Norfolk one of the worst areas for deer vehicle collisions
Norfolk has been named as one of the worst areas in the country for reported deer vehicle collisions.
While DVCs are very widespread throughout almost all parts of England as well as increasing parts of Wales, according to the Deer Initiative’s research for 2008–2013, some of the worst areas are in Thetford and The Brecklands.
The roads affected include the B1106 Brandon to Bury St Edmunds, B1107 Brandon to Thetford, A11 Mildenhall, A1065 Swaffham to Mundford and the A134 to Thetford.
Other hotspots in Norfolk include minor roads around King’s Lynn, Dereham and Diss.

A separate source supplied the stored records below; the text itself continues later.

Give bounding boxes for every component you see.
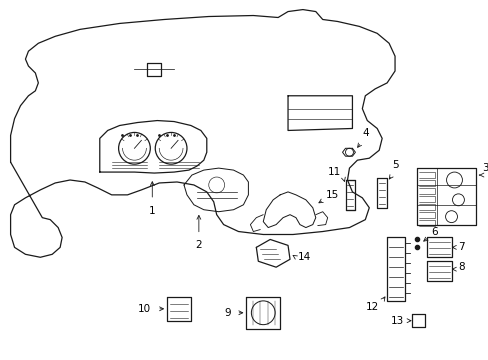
Text: 15: 15 [325,190,338,200]
Text: 11: 11 [327,167,341,177]
Text: 8: 8 [458,262,464,272]
Text: 3: 3 [481,163,488,173]
Text: 14: 14 [297,252,310,262]
Text: 10: 10 [138,304,151,314]
Text: 6: 6 [431,226,437,237]
Text: 4: 4 [361,129,368,138]
Text: 2: 2 [195,240,202,251]
Text: 7: 7 [458,242,464,252]
Text: 1: 1 [149,206,155,216]
Text: 5: 5 [391,160,398,170]
Text: 13: 13 [390,316,403,326]
Text: 9: 9 [224,308,230,318]
Text: 12: 12 [365,302,378,312]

Research shows that there are up to 75,000 DVCs each year in the UK resulting in 400 to 700 human injuries and several human fatalities each year.
A spokesman for the DI said it was not breaking down the figures into areas, but confirmed that Norfolk was one of the worst affected counties, and added that the number of reported incidents may be just the tip of the iceberg.
It is estimated that over 14,000 vehicles in the UK will incur significant damage as a result of DVCs, imposing further costs up to £50m incurred through human injury DVC accidents alone.
Further substantial economic losses not included in the above estimate arise through traffic delays, dealing with injured and removal of dead deer from the roadside as well as the extensive impact of DVCs in terms of animal welfare.
The DI is a broad partnership of statutory, voluntary and private sector interests dedicated to ‘ensuring the delivery of a sustainable wild deer population in England and Wales’.
Together with the Highways Agency, the DI is reminding motorists to be ‘Deer Aware’ as collisions between deer and vehicles increase at this time of year.
October through to December is considered a high-risk time as many deer will be on the move to and from rutting grounds during the autumn mating season.
Dr Jochen Langbein, who has been working with the DI on DVCs for the past 10 years, said: “Aside from the surge in activity by our three largest deer species (fallow, sika and red deer) during their autumn rut, as days shorten and the clocks go back, peak traffic times also coincide with dawn and dusk when activity of all deer species is at its daily peak.”